At Alderley Analytical, we offer non-GLP and discovery bioanalytical services to support your In-Vivo studies. Our discovery assay approach via UPLC-MS/MS or UPLC-HRMS/MS can quickly analyse samples for compound concentrations and results are provided in as little as 3 working days after receipt of samples, helping you to rapidly discover and progress the best drug candidates.
The discovery bioanalytical process consists of three stages:
- Generic assay check
- Sample analysis
- Data analysis and reporting
Once your lead candidate has been selected in the discovery analytical process, these methods can be qualified to support preliminary toxicology and dose range finding studies. As we have GLP accreditation and can also claim GCP compliance, we can further validate the assay to current FDA/EMA guidelines to support your regulatory pre-clinical safety studies and the later clinical sample studies.
Generic assay check
In discovery bioanalysis, we typically start with a default protein precipitation LC-MS/MS method that is applicable to the vast majority of small molecule compounds, eliminating the need for method development or qualification.
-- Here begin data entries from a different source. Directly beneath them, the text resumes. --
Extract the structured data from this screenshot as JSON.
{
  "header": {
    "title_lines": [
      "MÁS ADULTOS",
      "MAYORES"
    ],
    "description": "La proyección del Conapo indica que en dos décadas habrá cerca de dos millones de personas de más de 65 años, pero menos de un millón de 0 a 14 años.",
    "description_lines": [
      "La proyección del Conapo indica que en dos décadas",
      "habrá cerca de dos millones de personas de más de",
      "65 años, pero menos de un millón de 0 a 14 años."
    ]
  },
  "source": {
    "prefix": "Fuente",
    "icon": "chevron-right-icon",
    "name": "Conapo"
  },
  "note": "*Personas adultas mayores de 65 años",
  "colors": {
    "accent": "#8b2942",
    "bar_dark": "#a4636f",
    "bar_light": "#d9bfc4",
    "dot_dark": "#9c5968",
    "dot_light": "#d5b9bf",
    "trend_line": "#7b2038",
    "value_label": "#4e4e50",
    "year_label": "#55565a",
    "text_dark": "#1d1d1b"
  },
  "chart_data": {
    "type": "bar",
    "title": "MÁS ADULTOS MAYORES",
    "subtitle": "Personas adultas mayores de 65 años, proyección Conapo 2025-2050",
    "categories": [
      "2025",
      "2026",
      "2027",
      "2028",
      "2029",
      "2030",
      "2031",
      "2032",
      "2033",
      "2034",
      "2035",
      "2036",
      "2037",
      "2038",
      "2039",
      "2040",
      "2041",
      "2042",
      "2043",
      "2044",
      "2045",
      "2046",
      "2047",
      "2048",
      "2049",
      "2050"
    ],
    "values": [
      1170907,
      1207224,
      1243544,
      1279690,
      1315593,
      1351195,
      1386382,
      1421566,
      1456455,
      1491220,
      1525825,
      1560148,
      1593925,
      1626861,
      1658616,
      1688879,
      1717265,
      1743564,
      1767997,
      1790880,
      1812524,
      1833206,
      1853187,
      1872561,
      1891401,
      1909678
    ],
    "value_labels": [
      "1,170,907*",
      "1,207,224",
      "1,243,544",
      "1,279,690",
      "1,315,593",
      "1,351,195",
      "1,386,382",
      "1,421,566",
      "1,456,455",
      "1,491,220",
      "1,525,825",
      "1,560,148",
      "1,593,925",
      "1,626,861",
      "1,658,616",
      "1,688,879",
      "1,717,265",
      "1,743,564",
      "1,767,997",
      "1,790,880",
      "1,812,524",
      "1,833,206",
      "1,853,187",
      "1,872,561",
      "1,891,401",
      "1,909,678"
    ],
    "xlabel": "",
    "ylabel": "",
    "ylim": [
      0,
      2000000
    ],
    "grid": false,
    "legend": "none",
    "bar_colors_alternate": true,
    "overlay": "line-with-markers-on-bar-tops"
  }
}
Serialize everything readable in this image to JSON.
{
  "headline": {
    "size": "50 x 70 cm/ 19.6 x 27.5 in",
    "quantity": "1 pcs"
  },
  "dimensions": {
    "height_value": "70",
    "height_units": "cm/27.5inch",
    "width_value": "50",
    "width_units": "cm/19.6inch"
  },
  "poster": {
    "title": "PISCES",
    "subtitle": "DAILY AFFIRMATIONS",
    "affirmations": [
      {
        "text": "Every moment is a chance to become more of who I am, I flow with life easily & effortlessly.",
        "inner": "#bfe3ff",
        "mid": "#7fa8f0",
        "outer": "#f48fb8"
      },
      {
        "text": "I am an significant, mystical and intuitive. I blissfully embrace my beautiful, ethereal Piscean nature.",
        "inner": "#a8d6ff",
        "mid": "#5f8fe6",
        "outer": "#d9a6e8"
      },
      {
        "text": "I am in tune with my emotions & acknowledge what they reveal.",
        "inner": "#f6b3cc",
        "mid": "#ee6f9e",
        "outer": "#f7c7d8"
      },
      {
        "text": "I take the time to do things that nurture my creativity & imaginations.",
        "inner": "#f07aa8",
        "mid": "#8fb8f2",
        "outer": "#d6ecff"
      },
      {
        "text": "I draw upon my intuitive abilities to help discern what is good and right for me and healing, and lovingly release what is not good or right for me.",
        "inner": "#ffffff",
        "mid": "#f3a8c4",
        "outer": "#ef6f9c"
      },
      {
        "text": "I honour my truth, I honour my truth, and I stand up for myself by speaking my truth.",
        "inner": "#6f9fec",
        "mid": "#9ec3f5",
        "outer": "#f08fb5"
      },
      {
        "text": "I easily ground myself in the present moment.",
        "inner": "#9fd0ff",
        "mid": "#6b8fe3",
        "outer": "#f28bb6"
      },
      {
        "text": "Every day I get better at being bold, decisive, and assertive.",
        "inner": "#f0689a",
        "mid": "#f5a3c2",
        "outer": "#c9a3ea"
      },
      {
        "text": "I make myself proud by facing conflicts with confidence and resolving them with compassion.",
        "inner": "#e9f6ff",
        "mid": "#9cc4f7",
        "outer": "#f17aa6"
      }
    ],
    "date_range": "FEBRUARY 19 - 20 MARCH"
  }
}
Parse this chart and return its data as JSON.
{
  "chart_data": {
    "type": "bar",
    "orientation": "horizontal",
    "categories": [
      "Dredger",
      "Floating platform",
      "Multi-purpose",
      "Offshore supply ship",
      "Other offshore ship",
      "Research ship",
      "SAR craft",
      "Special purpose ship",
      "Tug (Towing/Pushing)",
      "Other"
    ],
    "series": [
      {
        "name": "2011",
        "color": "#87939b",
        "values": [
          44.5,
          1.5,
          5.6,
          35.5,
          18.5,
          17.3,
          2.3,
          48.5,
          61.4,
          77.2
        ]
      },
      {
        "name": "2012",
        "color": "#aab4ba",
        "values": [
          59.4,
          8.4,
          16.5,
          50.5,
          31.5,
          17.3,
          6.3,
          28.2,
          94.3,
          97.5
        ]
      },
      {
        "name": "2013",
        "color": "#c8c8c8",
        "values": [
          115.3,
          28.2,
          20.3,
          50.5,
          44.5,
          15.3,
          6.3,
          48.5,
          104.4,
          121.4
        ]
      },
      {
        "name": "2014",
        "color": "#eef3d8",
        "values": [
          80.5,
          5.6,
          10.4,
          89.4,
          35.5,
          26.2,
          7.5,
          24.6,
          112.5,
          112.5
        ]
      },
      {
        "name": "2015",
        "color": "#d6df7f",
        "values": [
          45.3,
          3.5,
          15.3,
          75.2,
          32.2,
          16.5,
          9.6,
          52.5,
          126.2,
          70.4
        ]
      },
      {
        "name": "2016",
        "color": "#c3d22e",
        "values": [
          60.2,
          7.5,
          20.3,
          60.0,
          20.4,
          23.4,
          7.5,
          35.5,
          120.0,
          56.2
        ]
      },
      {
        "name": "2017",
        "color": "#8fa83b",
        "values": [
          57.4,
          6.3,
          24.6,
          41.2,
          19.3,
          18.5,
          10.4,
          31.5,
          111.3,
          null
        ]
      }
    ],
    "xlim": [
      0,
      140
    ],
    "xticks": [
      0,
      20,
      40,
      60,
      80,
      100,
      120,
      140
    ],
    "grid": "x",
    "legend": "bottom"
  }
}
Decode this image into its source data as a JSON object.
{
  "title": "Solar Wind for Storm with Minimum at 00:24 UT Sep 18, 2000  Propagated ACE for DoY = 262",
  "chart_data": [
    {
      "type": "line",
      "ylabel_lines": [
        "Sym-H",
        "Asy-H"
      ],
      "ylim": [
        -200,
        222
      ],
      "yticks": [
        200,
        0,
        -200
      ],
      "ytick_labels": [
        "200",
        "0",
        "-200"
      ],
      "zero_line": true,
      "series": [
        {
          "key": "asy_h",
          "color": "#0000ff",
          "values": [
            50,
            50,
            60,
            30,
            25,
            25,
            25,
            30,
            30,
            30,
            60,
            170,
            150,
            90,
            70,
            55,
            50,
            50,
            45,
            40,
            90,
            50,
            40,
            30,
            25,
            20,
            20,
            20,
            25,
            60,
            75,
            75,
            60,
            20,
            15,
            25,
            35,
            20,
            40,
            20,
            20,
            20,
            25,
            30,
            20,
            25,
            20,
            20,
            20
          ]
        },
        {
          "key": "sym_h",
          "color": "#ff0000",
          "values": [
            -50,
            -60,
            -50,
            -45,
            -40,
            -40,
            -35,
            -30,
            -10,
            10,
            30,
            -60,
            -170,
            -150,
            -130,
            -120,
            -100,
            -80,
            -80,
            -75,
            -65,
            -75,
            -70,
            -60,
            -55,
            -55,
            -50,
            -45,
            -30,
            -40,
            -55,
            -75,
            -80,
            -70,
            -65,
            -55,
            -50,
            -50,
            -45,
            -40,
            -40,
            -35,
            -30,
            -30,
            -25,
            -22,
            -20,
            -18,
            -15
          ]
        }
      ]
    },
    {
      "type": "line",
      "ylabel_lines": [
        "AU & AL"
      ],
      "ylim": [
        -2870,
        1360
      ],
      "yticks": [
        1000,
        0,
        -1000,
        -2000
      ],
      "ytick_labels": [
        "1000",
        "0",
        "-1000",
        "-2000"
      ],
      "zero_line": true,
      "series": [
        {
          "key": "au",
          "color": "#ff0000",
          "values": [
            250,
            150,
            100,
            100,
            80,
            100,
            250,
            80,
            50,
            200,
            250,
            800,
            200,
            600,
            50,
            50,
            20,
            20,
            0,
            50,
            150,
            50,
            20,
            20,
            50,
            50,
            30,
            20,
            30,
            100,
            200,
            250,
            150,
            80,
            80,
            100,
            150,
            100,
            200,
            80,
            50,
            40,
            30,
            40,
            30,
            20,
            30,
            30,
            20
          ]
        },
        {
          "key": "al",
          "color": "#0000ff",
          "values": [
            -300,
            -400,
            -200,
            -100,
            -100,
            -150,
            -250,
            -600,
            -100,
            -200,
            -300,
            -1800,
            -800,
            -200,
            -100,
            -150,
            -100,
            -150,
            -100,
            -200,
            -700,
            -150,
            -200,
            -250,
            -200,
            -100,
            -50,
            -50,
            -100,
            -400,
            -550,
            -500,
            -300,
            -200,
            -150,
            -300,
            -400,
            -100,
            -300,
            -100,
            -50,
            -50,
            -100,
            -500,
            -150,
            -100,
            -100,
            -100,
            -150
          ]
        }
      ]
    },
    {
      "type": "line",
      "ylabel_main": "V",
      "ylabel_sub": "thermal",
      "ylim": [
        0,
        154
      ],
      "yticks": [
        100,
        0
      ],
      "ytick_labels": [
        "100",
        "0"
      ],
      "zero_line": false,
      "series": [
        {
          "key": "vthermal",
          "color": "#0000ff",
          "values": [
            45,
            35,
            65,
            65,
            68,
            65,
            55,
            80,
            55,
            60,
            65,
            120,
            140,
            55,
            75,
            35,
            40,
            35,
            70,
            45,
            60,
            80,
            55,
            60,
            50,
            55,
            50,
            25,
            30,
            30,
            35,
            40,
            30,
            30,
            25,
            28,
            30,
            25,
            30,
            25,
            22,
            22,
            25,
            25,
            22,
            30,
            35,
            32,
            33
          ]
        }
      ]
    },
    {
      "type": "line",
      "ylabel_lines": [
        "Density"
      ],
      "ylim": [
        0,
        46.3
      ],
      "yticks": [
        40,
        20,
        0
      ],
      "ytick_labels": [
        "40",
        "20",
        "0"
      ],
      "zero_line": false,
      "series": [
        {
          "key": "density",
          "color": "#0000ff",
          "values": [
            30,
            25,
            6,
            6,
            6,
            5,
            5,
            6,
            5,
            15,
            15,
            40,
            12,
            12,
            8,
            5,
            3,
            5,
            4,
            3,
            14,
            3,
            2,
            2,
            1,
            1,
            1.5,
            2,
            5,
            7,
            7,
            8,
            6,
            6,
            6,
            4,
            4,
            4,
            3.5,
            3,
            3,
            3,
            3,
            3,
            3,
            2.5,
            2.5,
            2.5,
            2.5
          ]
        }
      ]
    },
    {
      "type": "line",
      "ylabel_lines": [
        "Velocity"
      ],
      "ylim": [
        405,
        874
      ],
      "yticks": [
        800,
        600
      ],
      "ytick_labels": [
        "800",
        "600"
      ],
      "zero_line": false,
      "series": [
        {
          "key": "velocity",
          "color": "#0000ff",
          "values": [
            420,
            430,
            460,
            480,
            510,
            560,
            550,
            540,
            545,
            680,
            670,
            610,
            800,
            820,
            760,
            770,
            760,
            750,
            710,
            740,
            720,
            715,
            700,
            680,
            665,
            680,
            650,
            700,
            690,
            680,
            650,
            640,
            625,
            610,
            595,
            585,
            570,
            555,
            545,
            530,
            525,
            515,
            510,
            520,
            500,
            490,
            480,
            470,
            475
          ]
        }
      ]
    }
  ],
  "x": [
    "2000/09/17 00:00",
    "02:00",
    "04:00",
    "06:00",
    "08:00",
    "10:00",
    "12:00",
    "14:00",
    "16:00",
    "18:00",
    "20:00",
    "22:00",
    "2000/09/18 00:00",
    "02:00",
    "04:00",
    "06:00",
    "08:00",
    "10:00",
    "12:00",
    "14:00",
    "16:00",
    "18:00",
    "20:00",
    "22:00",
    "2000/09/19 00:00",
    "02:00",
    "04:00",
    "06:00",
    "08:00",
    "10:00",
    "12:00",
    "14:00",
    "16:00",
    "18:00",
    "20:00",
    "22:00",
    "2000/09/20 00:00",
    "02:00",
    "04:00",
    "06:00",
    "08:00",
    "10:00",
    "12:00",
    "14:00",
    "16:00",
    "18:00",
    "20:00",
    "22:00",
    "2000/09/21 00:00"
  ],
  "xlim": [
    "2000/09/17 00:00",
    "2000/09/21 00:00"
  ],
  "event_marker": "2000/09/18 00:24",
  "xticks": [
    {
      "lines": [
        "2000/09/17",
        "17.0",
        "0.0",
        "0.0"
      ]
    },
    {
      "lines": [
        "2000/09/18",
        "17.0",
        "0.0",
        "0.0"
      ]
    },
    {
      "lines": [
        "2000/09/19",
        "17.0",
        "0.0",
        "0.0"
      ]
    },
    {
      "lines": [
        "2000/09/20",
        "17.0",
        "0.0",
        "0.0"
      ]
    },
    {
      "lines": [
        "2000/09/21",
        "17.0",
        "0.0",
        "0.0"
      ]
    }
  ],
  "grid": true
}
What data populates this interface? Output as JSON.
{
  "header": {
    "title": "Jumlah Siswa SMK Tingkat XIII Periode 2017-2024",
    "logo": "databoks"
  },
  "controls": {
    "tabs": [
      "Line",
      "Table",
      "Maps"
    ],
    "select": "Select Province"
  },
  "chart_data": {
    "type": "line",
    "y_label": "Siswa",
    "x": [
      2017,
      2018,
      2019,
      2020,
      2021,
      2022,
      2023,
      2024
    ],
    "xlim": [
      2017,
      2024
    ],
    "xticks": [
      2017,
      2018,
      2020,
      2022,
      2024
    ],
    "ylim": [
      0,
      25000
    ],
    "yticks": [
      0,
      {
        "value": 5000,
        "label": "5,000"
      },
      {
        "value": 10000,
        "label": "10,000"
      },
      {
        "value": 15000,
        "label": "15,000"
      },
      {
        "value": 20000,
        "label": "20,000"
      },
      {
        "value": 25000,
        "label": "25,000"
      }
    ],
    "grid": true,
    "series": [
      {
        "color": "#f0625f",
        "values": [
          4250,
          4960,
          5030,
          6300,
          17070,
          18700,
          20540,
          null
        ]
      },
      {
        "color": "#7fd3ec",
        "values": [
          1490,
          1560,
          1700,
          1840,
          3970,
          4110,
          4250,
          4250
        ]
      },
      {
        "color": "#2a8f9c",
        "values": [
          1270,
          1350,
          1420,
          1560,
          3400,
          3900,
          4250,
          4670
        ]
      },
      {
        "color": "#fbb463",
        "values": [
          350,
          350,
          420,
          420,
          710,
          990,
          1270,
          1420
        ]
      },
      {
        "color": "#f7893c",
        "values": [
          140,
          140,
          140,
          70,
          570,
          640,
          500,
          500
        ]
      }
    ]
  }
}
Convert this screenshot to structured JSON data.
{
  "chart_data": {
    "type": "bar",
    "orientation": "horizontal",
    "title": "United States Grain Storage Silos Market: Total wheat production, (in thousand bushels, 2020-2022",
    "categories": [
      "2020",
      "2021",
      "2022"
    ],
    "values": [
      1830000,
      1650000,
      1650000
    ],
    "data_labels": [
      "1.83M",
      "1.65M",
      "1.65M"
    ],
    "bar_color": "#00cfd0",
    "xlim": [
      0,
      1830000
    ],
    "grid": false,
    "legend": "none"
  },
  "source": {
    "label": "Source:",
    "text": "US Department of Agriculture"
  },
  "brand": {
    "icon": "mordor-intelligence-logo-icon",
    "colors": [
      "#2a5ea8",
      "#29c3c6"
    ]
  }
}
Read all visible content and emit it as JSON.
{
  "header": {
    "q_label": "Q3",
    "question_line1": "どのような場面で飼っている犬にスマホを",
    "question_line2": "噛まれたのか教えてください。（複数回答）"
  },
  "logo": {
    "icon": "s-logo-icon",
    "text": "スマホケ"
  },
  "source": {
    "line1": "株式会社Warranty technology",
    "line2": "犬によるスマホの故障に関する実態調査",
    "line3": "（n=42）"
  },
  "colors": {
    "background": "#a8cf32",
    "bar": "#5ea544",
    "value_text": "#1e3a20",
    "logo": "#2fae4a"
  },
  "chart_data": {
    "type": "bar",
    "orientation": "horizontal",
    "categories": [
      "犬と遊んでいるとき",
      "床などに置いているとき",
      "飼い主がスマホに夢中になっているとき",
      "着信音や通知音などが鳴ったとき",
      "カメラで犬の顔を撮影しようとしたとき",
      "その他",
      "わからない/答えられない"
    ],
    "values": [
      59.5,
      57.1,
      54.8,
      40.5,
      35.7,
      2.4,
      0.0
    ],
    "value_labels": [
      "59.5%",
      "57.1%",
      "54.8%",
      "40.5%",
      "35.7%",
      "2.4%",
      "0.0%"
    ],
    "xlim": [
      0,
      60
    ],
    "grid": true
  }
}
The compound will initially be evaluated to ensure our generic methodologies are fit for purpose, or to see if our methodologies need to be adjusted.
Features of the methodology include:
- Assay range of 1–10,000 ng/mL (modified as required)
- Sample aliquot volume default of 10 µL of biological matrix
The assay will be designed on our UPLC chromatographic systems with Tandem MS (MS/MS) detection, to achieve appropriate sensitivity even with such small sample aliquots.
Discovery sample analysis
The samples will be stored in our secure monitored storage facility (-20°C or -80°C) until analysis.
The sample run will contain the following:
- A calibration curve with a minimum of 6 calibration Standard levels
- Quality Control (QC) samples to monitor assay performance
- Analysis of formulation concentrations where required
Data analysis and reporting
When the analytical run(s) have been performed and met our acceptance criteria they will be evaluated by one of our trained scientists to ensure the data is of a suitable quality.
The data will then be:
- Tabulated into the requested format (spreadsheet or word report)
- PK parameters will be calculated where appropriate
- Subjected to an internal Quality Control (QC) check
And finally, sent to you in your required format.